The Colorado Libertarian Party filed suit in Denver District Court yesterday over the implementation of the new election law and the ensuing patchwork of residency requirements. The El Paso County Clerk and Recorder’s Office was named as a defendant in the suit, along with the Colorado Secretary of State and three other county clerk offices.
The crux of the suit is that the recently enacted HB13-1303 permitted same day voter registration but did not change long-established residency requirements to vote in certain elections. Colorado law requires non-property owners to reside in a special district for at least 30 days in order to vote in an election for that special district. Similarly, voters must live in a school district for at least 25 days in order to vote for school district directors; but do not have a similar residency requirement to vote on other school district questions—like School District 38’s questions 3A—or on state ballot questions.

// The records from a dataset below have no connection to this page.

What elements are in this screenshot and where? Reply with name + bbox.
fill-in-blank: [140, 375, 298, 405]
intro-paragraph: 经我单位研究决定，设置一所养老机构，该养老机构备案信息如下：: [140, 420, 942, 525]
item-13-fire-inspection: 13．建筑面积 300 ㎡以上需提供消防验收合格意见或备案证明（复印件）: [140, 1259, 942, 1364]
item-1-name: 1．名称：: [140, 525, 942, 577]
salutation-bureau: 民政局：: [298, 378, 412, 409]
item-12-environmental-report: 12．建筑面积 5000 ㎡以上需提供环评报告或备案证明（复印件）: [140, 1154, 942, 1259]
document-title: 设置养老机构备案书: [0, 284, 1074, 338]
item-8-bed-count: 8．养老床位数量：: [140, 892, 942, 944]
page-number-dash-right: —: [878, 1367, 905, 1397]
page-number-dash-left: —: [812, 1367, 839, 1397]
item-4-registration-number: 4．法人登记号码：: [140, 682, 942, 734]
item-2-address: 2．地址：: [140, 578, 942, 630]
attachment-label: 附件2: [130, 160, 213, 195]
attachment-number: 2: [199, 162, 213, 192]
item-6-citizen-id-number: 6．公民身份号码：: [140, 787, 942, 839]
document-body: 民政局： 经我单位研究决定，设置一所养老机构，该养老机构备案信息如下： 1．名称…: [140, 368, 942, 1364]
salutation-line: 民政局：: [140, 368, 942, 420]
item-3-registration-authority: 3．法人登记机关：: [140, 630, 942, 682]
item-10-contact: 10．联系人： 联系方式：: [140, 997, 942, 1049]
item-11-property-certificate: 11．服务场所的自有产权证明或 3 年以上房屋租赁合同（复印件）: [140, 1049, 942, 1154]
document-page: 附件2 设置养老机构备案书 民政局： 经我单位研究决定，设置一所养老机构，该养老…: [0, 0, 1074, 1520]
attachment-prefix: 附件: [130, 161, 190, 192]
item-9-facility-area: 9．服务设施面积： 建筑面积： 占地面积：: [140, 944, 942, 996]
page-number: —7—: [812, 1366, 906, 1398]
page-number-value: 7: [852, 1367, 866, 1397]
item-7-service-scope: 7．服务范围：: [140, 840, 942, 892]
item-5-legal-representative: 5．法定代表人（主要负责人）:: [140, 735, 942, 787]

The inconsistent requirements are a direct result of the newly enacted law and limit the opportunities of citizens who move less than 30 days before the election to vote on certain matters. The new law removed the right that those who recently moved had to cast a ballot for every question at their prior residence.

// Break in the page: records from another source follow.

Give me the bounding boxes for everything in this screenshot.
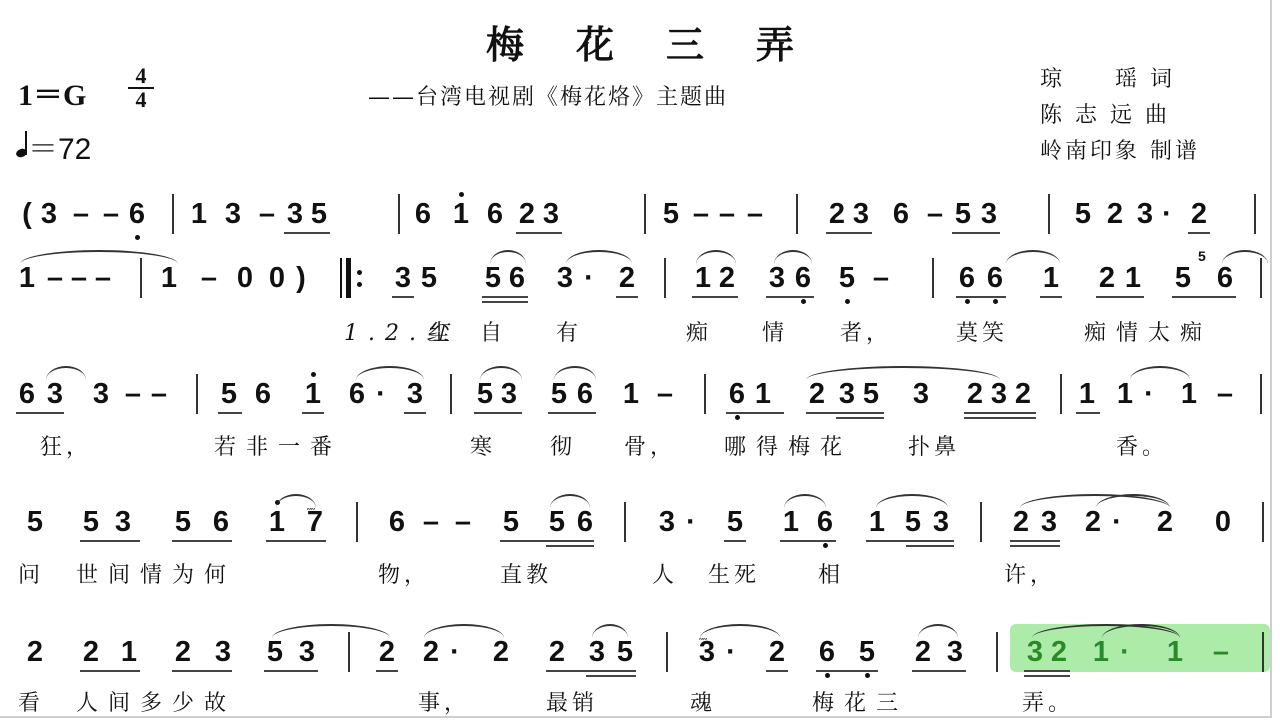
note: –	[1210, 636, 1232, 668]
note: 3	[1038, 506, 1060, 538]
quarter-note-icon	[16, 129, 28, 159]
note: 5	[548, 378, 570, 410]
note: 7	[304, 506, 326, 538]
note: 5	[1172, 262, 1194, 294]
note: 2	[1048, 636, 1070, 668]
note: 3	[656, 506, 678, 538]
barline	[704, 374, 706, 414]
note: 6	[726, 378, 748, 410]
note: 3	[766, 262, 788, 294]
note: 2	[1154, 506, 1176, 538]
lyric-syllable: 事，	[418, 686, 470, 717]
note: –	[744, 198, 766, 230]
note: 6	[412, 198, 434, 230]
note: 6	[792, 262, 814, 294]
note: 5	[952, 198, 974, 230]
barline	[140, 258, 142, 298]
note: 6	[574, 378, 596, 410]
note: 2	[826, 198, 848, 230]
note: 1	[302, 378, 324, 410]
note: ·	[370, 378, 392, 410]
note: 2	[420, 636, 442, 668]
rhythm-underline	[836, 417, 884, 419]
rhythm-underline	[392, 296, 414, 298]
note: 5	[902, 506, 924, 538]
lyric-syllable: 寒	[470, 430, 496, 461]
lyric-syllable: 若非一番	[214, 430, 342, 461]
note: 5	[1072, 198, 1094, 230]
rhythm-underline	[586, 670, 636, 672]
note: –	[198, 262, 220, 294]
barline	[1262, 632, 1264, 672]
lyric-syllable: 痴	[686, 316, 712, 347]
note: 5	[264, 636, 286, 668]
note: 3	[1134, 198, 1156, 230]
note: 3	[988, 378, 1010, 410]
note: –	[452, 506, 474, 538]
note: –	[70, 198, 92, 230]
note: 3	[850, 198, 872, 230]
barline	[1262, 502, 1264, 542]
note: 3	[404, 378, 426, 410]
note: 2	[80, 636, 102, 668]
lyric-syllable: 痴情太痴	[1084, 316, 1212, 347]
rhythm-underline	[964, 417, 1036, 419]
note: 3	[836, 378, 858, 410]
rhythm-underline	[692, 296, 738, 298]
barline	[1260, 258, 1262, 298]
note: ·	[1106, 506, 1128, 538]
lyric-syllable: 尘	[428, 316, 454, 347]
lyric-syllable: 哪得梅花	[724, 430, 852, 461]
rhythm-underline	[826, 232, 872, 234]
note: 6	[956, 262, 978, 294]
note: 6	[252, 378, 274, 410]
lyric-syllable: 看	[18, 686, 44, 717]
rhythm-underline	[836, 412, 884, 414]
lower-octave-dot	[865, 673, 870, 678]
note: –	[690, 198, 712, 230]
rhythm-underline	[1172, 296, 1236, 298]
rhythm-underline	[474, 412, 522, 414]
grace-note: 5	[1198, 248, 1206, 264]
note: 1	[752, 378, 774, 410]
note: –	[122, 378, 144, 410]
note: 6	[346, 378, 368, 410]
repeat-part	[357, 270, 362, 275]
note: 3	[212, 636, 234, 668]
lyric-syllable: 世间情为何	[76, 558, 236, 589]
rhythm-underline	[912, 670, 966, 672]
rhythm-underline	[766, 670, 788, 672]
note: 5	[308, 198, 330, 230]
rhythm-underline	[302, 412, 324, 414]
rhythm-underline	[264, 670, 318, 672]
note: 3	[554, 262, 576, 294]
note: 6	[506, 262, 528, 294]
note: 2	[1012, 378, 1034, 410]
note: –	[44, 262, 66, 294]
lyric-syllable: 香。	[1116, 430, 1168, 461]
note: ·	[1114, 636, 1136, 668]
barline	[796, 194, 798, 234]
note: 6	[890, 198, 912, 230]
note: 0	[266, 262, 288, 294]
barline	[996, 632, 998, 672]
repeat-part	[346, 258, 351, 298]
lyric-syllable: 者，	[840, 316, 892, 347]
transcriber-credit: 岭南印象 制谱	[1040, 134, 1200, 165]
lyric-syllable: 自	[480, 316, 506, 347]
repeat-part	[357, 282, 362, 287]
note: 2	[24, 636, 46, 668]
note: 2	[490, 636, 512, 668]
note: 5	[218, 378, 240, 410]
note: –	[870, 262, 892, 294]
tempo-value: ＝72	[28, 133, 91, 166]
note: –	[420, 506, 442, 538]
lyric-syllable: 扑鼻	[908, 430, 960, 461]
repeat-start-sign	[340, 258, 364, 298]
lyric-syllable: 骨，	[624, 430, 676, 461]
note: 1	[188, 198, 210, 230]
lyric-syllable: 问	[18, 558, 44, 589]
rhythm-underline	[516, 232, 562, 234]
note: 1	[1090, 636, 1112, 668]
note: 6	[386, 506, 408, 538]
lower-octave-dot	[735, 415, 740, 420]
note: 6	[574, 506, 596, 538]
barline	[1254, 194, 1256, 234]
rhythm-underline	[1010, 540, 1060, 542]
note: 1	[1076, 378, 1098, 410]
note: –	[92, 262, 114, 294]
barline	[356, 502, 358, 542]
rhythm-underline	[404, 412, 426, 414]
note: –	[148, 378, 170, 410]
note: 1	[118, 636, 140, 668]
rhythm-underline	[1024, 675, 1070, 677]
note: 2	[546, 636, 568, 668]
rhythm-underline	[816, 670, 878, 672]
note: 1	[866, 506, 888, 538]
rhythm-underline	[964, 412, 1036, 414]
rhythm-underline	[1040, 296, 1062, 298]
note: 6	[210, 506, 232, 538]
barline	[980, 502, 982, 542]
note: –	[68, 262, 90, 294]
note: 6	[814, 506, 836, 538]
barline	[666, 632, 668, 672]
note: 1	[1164, 636, 1186, 668]
upper-octave-dot	[459, 192, 464, 197]
lyric-syllable: 魂	[690, 686, 716, 717]
tempo-marking: ＝72	[16, 124, 91, 168]
note: 2	[1188, 198, 1210, 230]
note: 3	[930, 506, 952, 538]
note: ·	[720, 636, 742, 668]
note: –	[256, 198, 278, 230]
note: 3	[112, 506, 134, 538]
rhythm-underline	[726, 412, 784, 414]
rhythm-underline	[172, 540, 232, 542]
note: 5	[860, 378, 882, 410]
note: ·	[578, 262, 600, 294]
note: 5	[724, 506, 746, 538]
rhythm-underline	[616, 296, 638, 298]
rhythm-underline	[724, 540, 746, 542]
time-signature-top: 4	[128, 66, 154, 86]
note: 3	[586, 636, 608, 668]
lyric-syllable: 直教	[500, 558, 552, 589]
rhythm-underline	[1076, 412, 1100, 414]
note: 6	[1214, 262, 1236, 294]
rhythm-underline	[482, 301, 528, 303]
lyric-syllable: 梅花三	[812, 686, 908, 717]
rhythm-underline	[1188, 232, 1210, 234]
note: 3	[498, 378, 520, 410]
rhythm-underline	[906, 545, 954, 547]
rhythm-underline	[956, 296, 1006, 298]
note: 3	[38, 198, 60, 230]
note: 2	[172, 636, 194, 668]
note: 2	[516, 198, 538, 230]
lyric-syllable: 许，	[1004, 558, 1056, 589]
lower-octave-dot	[845, 299, 850, 304]
note: 2	[1010, 506, 1032, 538]
note: 5	[24, 506, 46, 538]
note: 3	[90, 378, 112, 410]
lyric-syllable: 狂，	[40, 430, 92, 461]
lyric-syllable: 最销	[546, 686, 598, 717]
note: 2	[964, 378, 986, 410]
rhythm-underline	[952, 232, 1000, 234]
rhythm-underline	[1024, 670, 1070, 672]
note: 5	[546, 506, 568, 538]
note: 6	[816, 636, 838, 668]
note: 5	[80, 506, 102, 538]
rhythm-underline	[1096, 296, 1144, 298]
note: 5	[660, 198, 682, 230]
note: 2	[1096, 262, 1118, 294]
note: 3	[44, 378, 66, 410]
note: 5	[474, 378, 496, 410]
note: 5	[856, 636, 878, 668]
note: 5	[482, 262, 504, 294]
ornament-mark: ˷˷	[698, 626, 706, 640]
note: –	[1214, 378, 1236, 410]
note: –	[716, 198, 738, 230]
note: 5	[418, 262, 440, 294]
lyric-syllable: 人间多少故	[76, 686, 236, 717]
note: 5	[500, 506, 522, 538]
lower-octave-dot	[135, 235, 140, 240]
lower-octave-dot	[825, 673, 830, 678]
barline	[664, 258, 666, 298]
note: 3	[944, 636, 966, 668]
rhythm-underline	[284, 232, 330, 234]
barline	[644, 194, 646, 234]
rhythm-underline	[906, 540, 954, 542]
barline	[348, 632, 350, 672]
lyric-syllable: 弄。	[1022, 686, 1074, 717]
key-signature: 1＝G	[18, 70, 86, 114]
note: )	[290, 262, 312, 294]
time-signature: 4 4	[128, 66, 154, 110]
lyric-syllable: 莫笑	[956, 316, 1008, 347]
note: 2	[912, 636, 934, 668]
note: 0	[1212, 506, 1234, 538]
barline	[624, 502, 626, 542]
rhythm-underline	[482, 296, 528, 298]
upper-octave-dot	[311, 372, 316, 377]
note: 6	[484, 198, 506, 230]
note: 5	[836, 262, 858, 294]
barline	[450, 374, 452, 414]
note: (	[16, 198, 38, 230]
note: 1	[780, 506, 802, 538]
note: ·	[1138, 378, 1160, 410]
note: ·	[444, 636, 466, 668]
barline	[196, 374, 198, 414]
note: 0	[234, 262, 256, 294]
note: –	[100, 198, 122, 230]
ornament-mark: ˷˷	[306, 496, 314, 510]
rhythm-underline	[546, 540, 594, 542]
composer-credit: 陈 志 远 曲	[1040, 98, 1170, 129]
lyricist-credit: 琼 瑶 词	[1040, 62, 1175, 93]
note: 5	[614, 636, 636, 668]
note: 3	[284, 198, 306, 230]
note: 1	[450, 198, 472, 230]
lyric-syllable: 生死	[708, 558, 760, 589]
rhythm-underline	[1010, 545, 1060, 547]
barline	[932, 258, 934, 298]
note: 2	[1104, 198, 1126, 230]
lyric-syllable: 有	[556, 316, 582, 347]
song-title: 梅花三弄	[0, 14, 1280, 69]
note: 1	[1122, 262, 1144, 294]
song-subtitle: ——台湾电视剧《梅花烙》主题曲	[368, 80, 728, 111]
lyric-syllable: 相	[818, 558, 844, 589]
note: 2	[806, 378, 828, 410]
lyric-syllable: 物，	[378, 558, 430, 589]
rhythm-underline	[80, 540, 140, 542]
note: 3	[296, 636, 318, 668]
lower-octave-dot	[965, 299, 970, 304]
lower-octave-dot	[993, 299, 998, 304]
note: 2	[766, 636, 788, 668]
rhythm-underline	[80, 670, 140, 672]
note: –	[924, 198, 946, 230]
rhythm-underline	[546, 545, 594, 547]
barline	[1048, 194, 1050, 234]
lyric-syllable: 情	[762, 316, 788, 347]
barline	[172, 194, 174, 234]
note: 1	[16, 262, 38, 294]
note: 2	[1082, 506, 1104, 538]
note: 1	[266, 506, 288, 538]
rhythm-underline	[376, 670, 398, 672]
note: 3	[540, 198, 562, 230]
note: 1	[620, 378, 642, 410]
barline	[1060, 374, 1062, 414]
note: 6	[16, 378, 38, 410]
note: 6	[126, 198, 148, 230]
barline	[1260, 374, 1262, 414]
note: 2	[616, 262, 638, 294]
note: 2	[716, 262, 738, 294]
note: –	[654, 378, 676, 410]
note: 1	[158, 262, 180, 294]
rhythm-underline	[780, 540, 836, 542]
lyric-syllable: 人	[652, 558, 678, 589]
lower-octave-dot	[823, 543, 828, 548]
lyric-syllable: 彻	[550, 430, 576, 461]
note: 3	[392, 262, 414, 294]
rhythm-underline	[218, 412, 242, 414]
note: ·	[1156, 198, 1178, 230]
rhythm-underline	[172, 670, 232, 672]
note: 2	[376, 636, 398, 668]
rhythm-underline	[548, 412, 596, 414]
note: ·	[680, 506, 702, 538]
rhythm-underline	[586, 675, 636, 677]
note: 3	[1024, 636, 1046, 668]
note: 1	[1114, 378, 1136, 410]
rhythm-underline	[16, 412, 64, 414]
repeat-part	[340, 258, 342, 298]
barline	[398, 194, 400, 234]
note: 5	[172, 506, 194, 538]
note: 1	[692, 262, 714, 294]
rhythm-underline	[766, 296, 814, 298]
note: 1	[1178, 378, 1200, 410]
note: 1	[1040, 262, 1062, 294]
rhythm-underline	[266, 540, 326, 542]
note: 3	[910, 378, 932, 410]
note: 3	[978, 198, 1000, 230]
note: 3	[696, 636, 718, 668]
time-signature-bottom: 4	[128, 90, 154, 110]
note: 3	[222, 198, 244, 230]
lower-octave-dot	[801, 299, 806, 304]
note: 6	[984, 262, 1006, 294]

Approximately 700 El Paso County residents may be affected by these varying residency requirements. El Paso County mailed each of these individuals a Self-Affirmation Form (attached) to maximize voting opportunities. “We wanted to ensure that every citizen had the opportunity to vote on every race they legally could,” noted El Paso County Clerk and Recorder Wayne Williams. “We submitted our procedures to the Secretary of State to ensure compliance with Colorado law.”
While El Paso County is following the law’s residency requirements, the suit alleges that some counties are not following the law, and that the application of the law should be uniform.
In response to the lawsuit, Clerk and Recorder Wayne Williams stated: “This lawsuit illustrates one of a number of problems with the hastily passed HB13-1303. That is why citizens and newspapers alike from across the state urged lawmakers to slow down as the bill was rushed through the legislature. I urge the legislature to address the numerous issues with the law when they reconvene. Until they do so, Coloradans concerned about the issues with the law will continue to seek judicial solutions. While we will fully cooperate with the litigation process, fixing the issues with the law really is the responsibility of the legislature.”